Self-Care is Ethical Practice

Caregivers tend to be so focused on helping others that they don’t dedicate enough time and resources for their personal care.  Some feel guilty or selfish when their focus is turned toward themselves.  Self-care for the caregiver should be viewed as a professional ethical obligation and not as an option.  When a caregiver is not adequately taking care of his/her needs it can put the client/patient at risk.  Good self-care practices can help the caregiver to perform the responsibilities of his/her position optimally and with increased compassion.

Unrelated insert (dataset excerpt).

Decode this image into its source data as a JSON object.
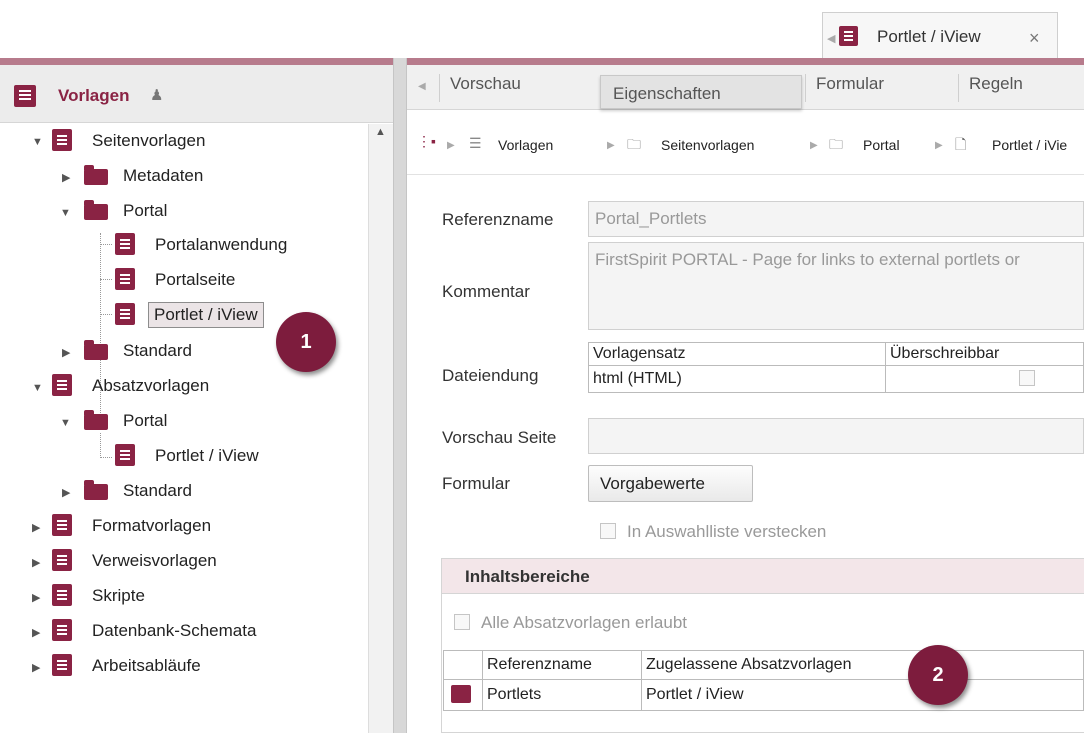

Most professional code of ethics include statements regarding “impairment” and some address caregiver “self-care” more directly.  The Green Cross Academy of Traumatology has comprehensive Standards of Self-Care Guidelines that are designed for professional caregivers (to view CLICK HERE).  This code states that the purpose of the guidelines is twofold:  “First, do not harm to yourself in the line of duty when helping/treating others.  Second, attend to your physical, social, emotional, and spiritual needs as a way of ensuring high quality services to those who look to you for support as a human being”.  (www.greencross.org/)

Most code of ethics begin with the principle of “first, do not harm” as it relates to the client/patient.  While this is a must, it is also imperative that we maintain a dual focus on the client/patient and ourselves while doing our caregiving work to ensure optimal service, to uphold the integrity of our professions and to maintain personal well-being.  Ethical errors are more likely to occur when the caregiver experiences symptoms of compassion fatigue and/or burnout.  Self-care has been identified as the greatest protection against experiencing secondary trauma symptoms because it increases caregiver resiliency.

Increased attention given to the subject of self-care by professional associations is helpful in creating awareness regarding its importance.  A good example of this is the statement made by National Association of Social Workers in NASW Social Work Speaks, 2011 – 2014.  “Professional self-care is an essential underpinning to best practice in the profession of Social Work ….. Self-care has relevance to all social workers in the setting with which they practice ….. NASW supports the practice of professional self-care for social workers as a means of maintaining their competence, strengthening the profession and preserving the integrity of their work with clients.”

Compassion fatigue is linked to ethical errors, therefore it stands to reason that it is unethical to neglect self-care.  Self-care is the responsibility of each professional.  The benefits of practicing effective self-care are far-reaching and can impact everyone you come into contact with.  Self-care is ethical practice!